Tom Johnson of Newsbusters spotted the attempt to brainwash the public out of the notion that money spent by the government was taken by force from the people who earned it.
You don’t have to be Frank Luntz or George Lakoff to know that linguistic framing matters a great deal in politics. Sometimes, however, nuance is in the eye of the beholder. The New Republic’s Elizabeth Stoker Bruenig, for example, considers “taxpayer” an ideologically weighted term. In a Thursday article pegged to the just-released House Republican budget for fiscal 2016, Bruenig claimed that the use of “taxpayers” (rather than “people”) when discussing fiscal and economic issues benefits conservatives for reasons including that it “seems to subtly promote the idea that a person’s share in our democratic governance should depend upon their contribution in taxes” and bolsters the makers-vs.-takers argument that became associated with the GOP during the 2012 campaign.
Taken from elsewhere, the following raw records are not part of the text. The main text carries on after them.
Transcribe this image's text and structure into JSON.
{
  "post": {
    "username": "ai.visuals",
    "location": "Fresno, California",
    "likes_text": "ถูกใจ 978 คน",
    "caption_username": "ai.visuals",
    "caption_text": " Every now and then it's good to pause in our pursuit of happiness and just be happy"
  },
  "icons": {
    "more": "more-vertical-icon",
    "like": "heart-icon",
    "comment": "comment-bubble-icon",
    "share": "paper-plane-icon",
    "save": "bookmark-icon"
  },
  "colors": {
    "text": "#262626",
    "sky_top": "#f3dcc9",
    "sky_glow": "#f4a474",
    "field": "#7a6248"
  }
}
With bolding added by Johnson, here is some of what the Orwellian-inclined Brueing had to say:
While “people” designates the broadest possible public as the subject of a political project, “taxpayer” advances a considerably narrower vision—and that's why we should eliminate it from political rhetoric and punditry.
…The House budget is full of examples of seemingly straightforward deployments of [‘taxpayers’] which are, upon closer inspection, clearly furthering a particular ideology.
Speaking of Orwell:
…Public revenue is just that: a pool of public money to be used for the good of the public, not 300 million pools of private money each to be used to serve private individuals’ interests.
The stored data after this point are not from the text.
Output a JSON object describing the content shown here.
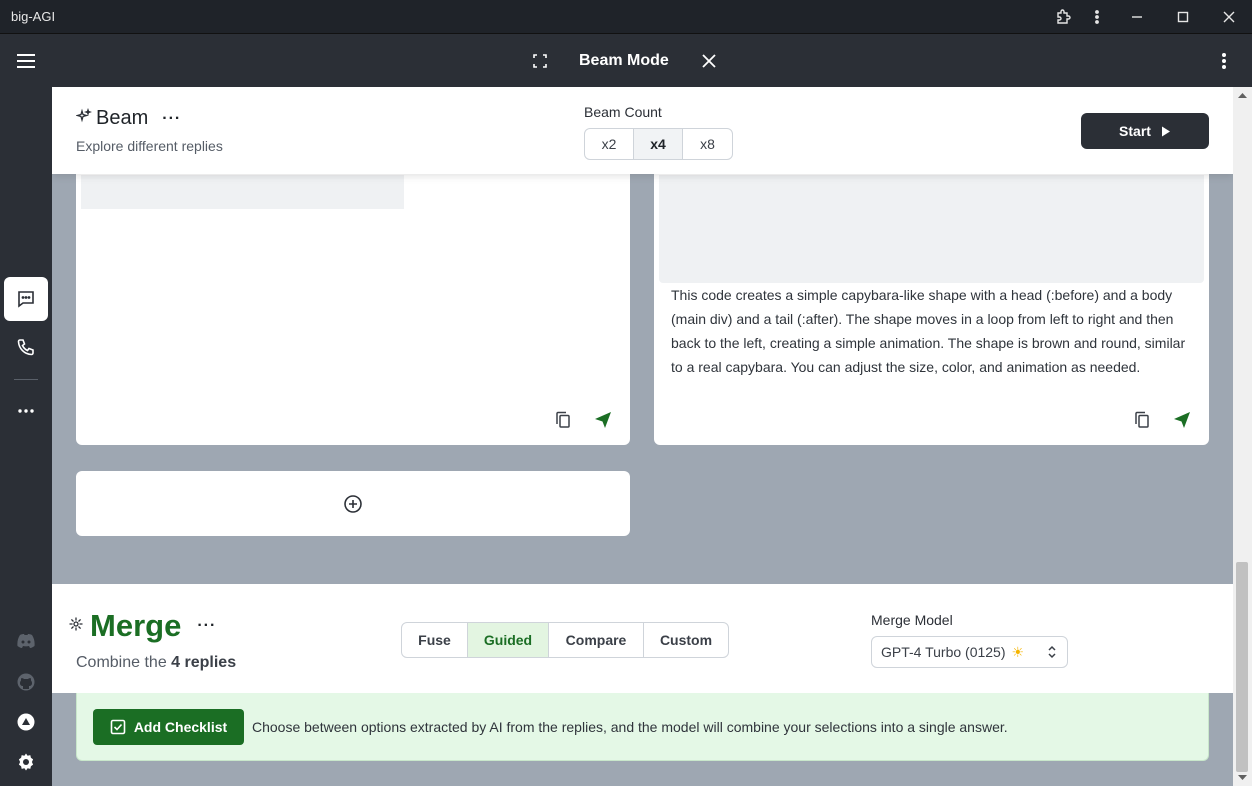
{
  "window": {
    "title": "big-AGI"
  },
  "header": {
    "title": "Beam Mode"
  },
  "beam": {
    "title": "Beam",
    "subtitle": "Explore different replies",
    "count_label": "Beam Count",
    "counts": [
      "x2",
      "x4",
      "x8"
    ],
    "selected_count": "x4",
    "start_label": "Start"
  },
  "replies": {
    "card2_text": "This code creates a simple capybara-like shape with a head (:before) and a body (main div) and a tail (:after). The shape moves in a loop from left to right and then back to the left, creating a simple animation. The shape is brown and round, similar to a real capybara. You can adjust the size, color, and animation as needed."
  },
  "merge": {
    "title": "Merge",
    "subtitle_prefix": "Combine the",
    "subtitle_count": "4 replies",
    "methods": [
      "Fuse",
      "Guided",
      "Compare",
      "Custom"
    ],
    "selected_method": "Guided",
    "model_label": "Merge Model",
    "model_value": "GPT-4 Turbo (0125)",
    "model_badge": "☀",
    "guided_button": "Add Checklist",
    "guided_description": "Choose between options extracted by AI from the replies, and the model will combine your selections into a single answer."
  },
  "colors": {
    "accent_green": "#1b6e24",
    "dark": "#2b2f36"
  }
}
A “pool of public money” that came from nowhere in particular, and certainly not taken involuntarily from people who worked to produce the wealth represented by the money? This is leftist fantasy-thinking at its worst. In their minds, wealth has nothing to do with individual effort and enterprise, but simply belongs to the “pool.”
I would simply laugh at this, if it the power of the left over language weren;t so great. But it is not a stretch to imagine a concerted effort to purge textbooks and mainstream media of the word “taxpayer.”
For six years now, the Obama admininstration has been living in a fiscal never-neverland, where the Fed's "quantitative easing" has printed money to finance the government, closely resembling the "pool" rhetoric. But as Herbert Stein reminded us long ago, "Something that can't go on forever, won't." Sooner or later, those debts will have to be paid, and interest rates won't remain near zero. At that point, confiscation of income and even accumulated assets will intensify, and the term "taxpayer" will signify a form of bondage that the left fears would delegitimize its entire collectivist agenda.